Мех у куницы сейчас невыходной, трогать ее охотнику незачем.
— Вон он какой! — показал Мануйло на ястреба, — погляди, погляди на него.
Куница от слова человеческого подвинулась на елке назад и закрылась сучком.
— Ну, будет тебе щелкать, — сказал Мануйло ястребу.
И отпустил его.
Пустых минут, как для многих из нас в лесу, у Мануйлы никогда не бывает: непременно во всякую минуту совершается хоть что-нибудь, да все-таки новое, и это небывалое прибавляется постоянно к бывалому, и этим, наверно, весь мир растет. Сейчас он вспомнил, как два года тому назад на вязком месте был глубокий след: это олень прижал долгий мох своим копытцем. Вода от нажима копыта понизилась, и бровка на ямке после осохла.
Мануйло узнал ямку от копыта оленя по необычайному для болота злачному стебельку с пустым колоском: на осушенной бровке на ямке копыта вырос этот высокий стебелек и, осыпав осенью семена, сохранил колосок до весны.
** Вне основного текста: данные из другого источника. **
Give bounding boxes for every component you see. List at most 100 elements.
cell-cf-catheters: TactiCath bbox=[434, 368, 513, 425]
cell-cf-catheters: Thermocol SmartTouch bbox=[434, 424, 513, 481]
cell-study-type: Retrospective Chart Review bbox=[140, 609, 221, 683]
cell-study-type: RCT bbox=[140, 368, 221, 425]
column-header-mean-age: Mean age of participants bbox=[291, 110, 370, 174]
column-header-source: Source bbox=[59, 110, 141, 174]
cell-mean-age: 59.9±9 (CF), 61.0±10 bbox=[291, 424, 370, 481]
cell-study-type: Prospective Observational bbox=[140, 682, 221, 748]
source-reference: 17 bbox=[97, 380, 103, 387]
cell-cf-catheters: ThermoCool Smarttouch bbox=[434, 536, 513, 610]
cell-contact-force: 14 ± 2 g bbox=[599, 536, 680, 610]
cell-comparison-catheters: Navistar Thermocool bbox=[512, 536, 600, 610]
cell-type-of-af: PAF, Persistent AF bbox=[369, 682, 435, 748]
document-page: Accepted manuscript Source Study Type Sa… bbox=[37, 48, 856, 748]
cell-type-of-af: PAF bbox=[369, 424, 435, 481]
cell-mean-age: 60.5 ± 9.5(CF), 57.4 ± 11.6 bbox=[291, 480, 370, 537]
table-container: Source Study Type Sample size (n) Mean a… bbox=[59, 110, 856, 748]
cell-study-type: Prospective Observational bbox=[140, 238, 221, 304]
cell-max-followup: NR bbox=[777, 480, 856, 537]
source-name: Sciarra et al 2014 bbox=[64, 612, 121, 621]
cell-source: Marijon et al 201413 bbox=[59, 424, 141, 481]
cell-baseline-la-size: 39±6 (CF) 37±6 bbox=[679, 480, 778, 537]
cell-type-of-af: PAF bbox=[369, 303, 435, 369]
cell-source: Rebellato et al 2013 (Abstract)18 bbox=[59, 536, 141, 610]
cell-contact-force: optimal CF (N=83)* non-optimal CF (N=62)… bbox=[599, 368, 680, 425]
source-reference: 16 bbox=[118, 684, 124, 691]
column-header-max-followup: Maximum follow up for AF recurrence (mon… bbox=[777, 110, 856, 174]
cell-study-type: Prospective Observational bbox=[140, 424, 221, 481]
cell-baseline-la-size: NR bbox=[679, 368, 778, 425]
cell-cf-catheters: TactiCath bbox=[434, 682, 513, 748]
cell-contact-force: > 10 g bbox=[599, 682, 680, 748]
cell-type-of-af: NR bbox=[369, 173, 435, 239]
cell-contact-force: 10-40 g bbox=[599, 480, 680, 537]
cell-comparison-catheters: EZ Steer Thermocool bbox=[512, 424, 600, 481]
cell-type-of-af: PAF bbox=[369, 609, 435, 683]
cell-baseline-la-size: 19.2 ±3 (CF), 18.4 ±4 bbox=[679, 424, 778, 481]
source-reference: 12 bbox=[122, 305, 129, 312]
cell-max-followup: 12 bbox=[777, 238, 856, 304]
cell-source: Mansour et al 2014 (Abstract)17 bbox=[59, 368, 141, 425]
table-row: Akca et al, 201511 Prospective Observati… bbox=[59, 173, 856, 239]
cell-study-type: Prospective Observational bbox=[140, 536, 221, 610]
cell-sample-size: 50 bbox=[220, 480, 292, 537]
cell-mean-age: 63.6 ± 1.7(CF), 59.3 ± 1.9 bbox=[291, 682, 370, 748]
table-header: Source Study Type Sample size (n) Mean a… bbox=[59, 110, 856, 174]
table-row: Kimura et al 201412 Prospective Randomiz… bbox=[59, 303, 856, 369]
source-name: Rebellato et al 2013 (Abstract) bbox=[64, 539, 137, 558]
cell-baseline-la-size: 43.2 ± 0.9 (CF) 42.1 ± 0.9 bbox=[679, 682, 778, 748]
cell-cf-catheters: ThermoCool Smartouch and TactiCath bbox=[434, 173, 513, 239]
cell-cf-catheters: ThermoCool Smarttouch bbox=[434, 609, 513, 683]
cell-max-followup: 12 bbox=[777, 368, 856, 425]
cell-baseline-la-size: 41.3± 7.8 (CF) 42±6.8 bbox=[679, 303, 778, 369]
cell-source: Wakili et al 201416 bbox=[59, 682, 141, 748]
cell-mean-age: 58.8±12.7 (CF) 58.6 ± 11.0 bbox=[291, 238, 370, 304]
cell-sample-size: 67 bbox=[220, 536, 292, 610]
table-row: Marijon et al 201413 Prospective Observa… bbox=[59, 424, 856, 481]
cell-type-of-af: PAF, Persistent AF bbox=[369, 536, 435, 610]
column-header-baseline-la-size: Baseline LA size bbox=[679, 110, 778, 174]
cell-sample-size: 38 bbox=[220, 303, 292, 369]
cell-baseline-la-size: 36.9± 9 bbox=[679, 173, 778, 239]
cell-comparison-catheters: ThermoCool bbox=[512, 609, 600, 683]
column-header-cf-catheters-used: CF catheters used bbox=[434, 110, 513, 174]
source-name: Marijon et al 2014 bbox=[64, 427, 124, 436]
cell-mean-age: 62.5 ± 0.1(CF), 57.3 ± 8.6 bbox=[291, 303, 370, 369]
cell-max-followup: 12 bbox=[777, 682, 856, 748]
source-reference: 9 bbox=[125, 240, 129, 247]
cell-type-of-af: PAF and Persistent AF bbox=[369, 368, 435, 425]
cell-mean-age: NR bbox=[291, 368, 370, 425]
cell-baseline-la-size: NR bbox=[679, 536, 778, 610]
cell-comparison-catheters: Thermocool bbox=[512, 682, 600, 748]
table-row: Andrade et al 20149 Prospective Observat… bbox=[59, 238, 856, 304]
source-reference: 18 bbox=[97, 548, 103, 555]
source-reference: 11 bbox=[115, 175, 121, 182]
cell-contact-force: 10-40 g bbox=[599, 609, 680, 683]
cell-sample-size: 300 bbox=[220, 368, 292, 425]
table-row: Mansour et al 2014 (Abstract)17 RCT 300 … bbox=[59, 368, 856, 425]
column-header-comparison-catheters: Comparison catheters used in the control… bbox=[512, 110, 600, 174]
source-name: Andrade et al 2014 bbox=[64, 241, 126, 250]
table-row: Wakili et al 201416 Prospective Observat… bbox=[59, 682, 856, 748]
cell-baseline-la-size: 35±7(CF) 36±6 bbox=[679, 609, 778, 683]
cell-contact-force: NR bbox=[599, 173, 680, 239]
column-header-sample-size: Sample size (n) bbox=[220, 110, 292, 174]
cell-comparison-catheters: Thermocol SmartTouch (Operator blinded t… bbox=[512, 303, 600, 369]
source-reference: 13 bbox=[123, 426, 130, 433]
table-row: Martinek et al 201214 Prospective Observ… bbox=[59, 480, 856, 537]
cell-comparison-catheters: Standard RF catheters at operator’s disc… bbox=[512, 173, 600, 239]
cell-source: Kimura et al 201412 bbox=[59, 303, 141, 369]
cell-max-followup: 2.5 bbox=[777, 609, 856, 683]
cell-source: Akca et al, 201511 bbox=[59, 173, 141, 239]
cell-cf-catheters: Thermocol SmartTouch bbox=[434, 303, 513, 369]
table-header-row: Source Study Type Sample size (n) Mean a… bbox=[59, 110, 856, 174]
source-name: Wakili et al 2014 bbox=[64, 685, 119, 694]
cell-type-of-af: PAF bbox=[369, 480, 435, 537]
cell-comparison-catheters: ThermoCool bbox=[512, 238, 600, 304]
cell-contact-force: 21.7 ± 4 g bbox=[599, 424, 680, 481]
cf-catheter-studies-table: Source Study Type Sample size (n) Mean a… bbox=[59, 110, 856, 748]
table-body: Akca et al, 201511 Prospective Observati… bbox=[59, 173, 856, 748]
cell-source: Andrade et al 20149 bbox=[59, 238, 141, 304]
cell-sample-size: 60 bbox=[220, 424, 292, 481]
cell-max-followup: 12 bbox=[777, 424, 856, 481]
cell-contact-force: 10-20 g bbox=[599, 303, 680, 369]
Не удивительно ли, что только ступил олень, только раз прижал мох, и вот через два года сохраняется в суземе память о том, как олень тут прошел.
Какой же он чуткий, сузем!
А теперь легонький торочок, ветерок, как внутреннее дыхание леса, такой нежный, что, пожалуй, не почуял бы даже охотник своей обветренной, огрубелой щекой, а колосок чуть-чуть качнулся…
Какой же он весь чуткий, сузем, и какой тоже чуткий в нем идет человек, что ничего не пропускает и вовсе не знает пустых минут.
В этом и было все счастье Мануйлы, что на своем путике у него в суземе пустых минут не бывало, и он все время узнавал что-нибудь новое и в небывалом понимал жизненный рост.
Только к самому вечеру Мануйло пришел к своей едомной избушке в конце своего путика.
Истопив печку, наполнив избушку черным дымом, усталому охотнику только бы забыться под черным одеялом дыма, как вдруг за стеной тихонько, кашлянул полщок.
Это в суземе охотники приметой считают, что если полщок, полосатый зверек, вроде белки, кашляет, то это бывает перед погодой, значит, перед бурей, снегом или дождем.
Плохая погода сейчас не страшила Мануйлу, но это неприятное, связанное с кашлем зверька, вдруг пробудило в голове неприятное воспоминание о том, что, выходя на путик от становой избы, он забыл убрать лестницу от клети на ножках.
Для чего же ведь и ставится клеть на особые высокие ножки с «грибком» посередине, как не затем, чтобы росомаха не могла добраться до продовольствия, а он, как нарочно, для нее теперь поставил лестницу.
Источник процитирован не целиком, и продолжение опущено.